The little Boston hand held sharpener has a lot of things going for it. This biggest thing is that it has a container to hold the shavings. Even better, it has a rotating top that keeps the shavings inside.

It's big enough to hold a fair amount of shavings but small enough to fit in a pocket. It also puts a nice long point on the lead and the barrel shape makes it comfortable to hold while sharpening. However, there was one teensy drawback. I wrote the first review as I did this one, with my California Republic Palomino HB in my Moleskine notebook. I was almost finished when the little Boston sharpener started to eat my Palomino. The blade had gone dull.

No continuous curls of shaved wood — just sawdust and a broken lead. Oh, heartbreak! Was this relationship to end when it had barely begun? Apparently.

The blade was attached with a screw which means that the blade could be replaced if only I could find a replacement. I googled high and low and not a single replacement blade was to be found. I was looking for a long term relationship with my pencil sharpener and now it appears that I will be forced into a series of short term relationships and one night stands as I search the seedy environs of drug stores and supermarkets for the cheap plastic thrills they offer. I can't do this. I want a good sharpener that I can settle down with and make shavings.

So I googled for a sharpener with replaceable blades. There isn't much. Staedtler had some hand held pencil sharpeners with replaceable blades but I couldn't find anyone who carried the sharpener and the blades. What has this world come to?

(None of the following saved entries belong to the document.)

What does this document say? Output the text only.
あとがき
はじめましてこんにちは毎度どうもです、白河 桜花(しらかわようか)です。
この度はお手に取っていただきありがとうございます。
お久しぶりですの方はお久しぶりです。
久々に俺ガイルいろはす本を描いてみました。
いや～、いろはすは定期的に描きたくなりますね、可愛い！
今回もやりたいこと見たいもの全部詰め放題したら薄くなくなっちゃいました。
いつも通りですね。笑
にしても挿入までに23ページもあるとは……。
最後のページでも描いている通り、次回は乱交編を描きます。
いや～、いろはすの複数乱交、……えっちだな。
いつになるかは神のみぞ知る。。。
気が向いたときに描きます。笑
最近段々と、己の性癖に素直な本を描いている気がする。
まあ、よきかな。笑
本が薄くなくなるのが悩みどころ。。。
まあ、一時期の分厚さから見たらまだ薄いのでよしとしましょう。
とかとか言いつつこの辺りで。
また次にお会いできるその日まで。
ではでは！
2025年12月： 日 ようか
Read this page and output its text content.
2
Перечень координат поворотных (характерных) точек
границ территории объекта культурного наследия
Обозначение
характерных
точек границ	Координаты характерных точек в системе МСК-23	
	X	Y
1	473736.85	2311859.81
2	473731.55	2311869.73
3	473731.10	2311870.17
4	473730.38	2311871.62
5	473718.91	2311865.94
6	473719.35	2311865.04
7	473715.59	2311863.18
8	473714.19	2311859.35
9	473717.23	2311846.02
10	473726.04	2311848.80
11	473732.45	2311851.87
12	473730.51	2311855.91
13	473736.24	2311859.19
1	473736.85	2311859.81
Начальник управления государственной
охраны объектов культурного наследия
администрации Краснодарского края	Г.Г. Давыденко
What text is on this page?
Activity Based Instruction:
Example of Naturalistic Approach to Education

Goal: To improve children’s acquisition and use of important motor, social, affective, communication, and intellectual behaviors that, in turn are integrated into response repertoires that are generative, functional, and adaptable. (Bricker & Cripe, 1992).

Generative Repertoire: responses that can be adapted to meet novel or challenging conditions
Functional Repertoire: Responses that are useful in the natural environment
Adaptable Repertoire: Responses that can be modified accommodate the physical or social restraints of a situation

Then I found the hand held sharpeners at Alvin — a fine assortment of spiffy sharpeners and their replaceable blades. Unfortunately, Alvin only sells the sharpeners in blister packs containing many sharpeners. I'm afraid I can't afford a polygamous relationship with many sharpeners. I am a one sharpener kind of guy. But they did sell the blades in affordable 3 packs. Alvin has Alvin and Kum sharpeners. The Kum sharpeners had a variety of models with containers. The Alvin brand has some nice metal ones including the sublime Bullet, a sharpener reduced to it's essentials.

I searched the web for an Alvin or Kum sharpener and it's replaceable blades. I only found two sites and the selection on both sites was minimal. Oh, where will I find the sharpener meant for me? Maybe there is hope. I had an exchange of emails with Charles Berolzheimer, aka WoodChuck the pencil pusher, President of California Cedar Products Company, from whom all Palomino pencils flow and I spilled my heart out to him about my fruitless search for a long term relationship type of pencil sharpener. He is going to see what he can do at the Pencil World Creativity Store. Good luck WoodChuck!

Maybe some day in the near future there will be the pencil sharpener of my dreams nestled in my pocket ready to make shavings. A guy can hope.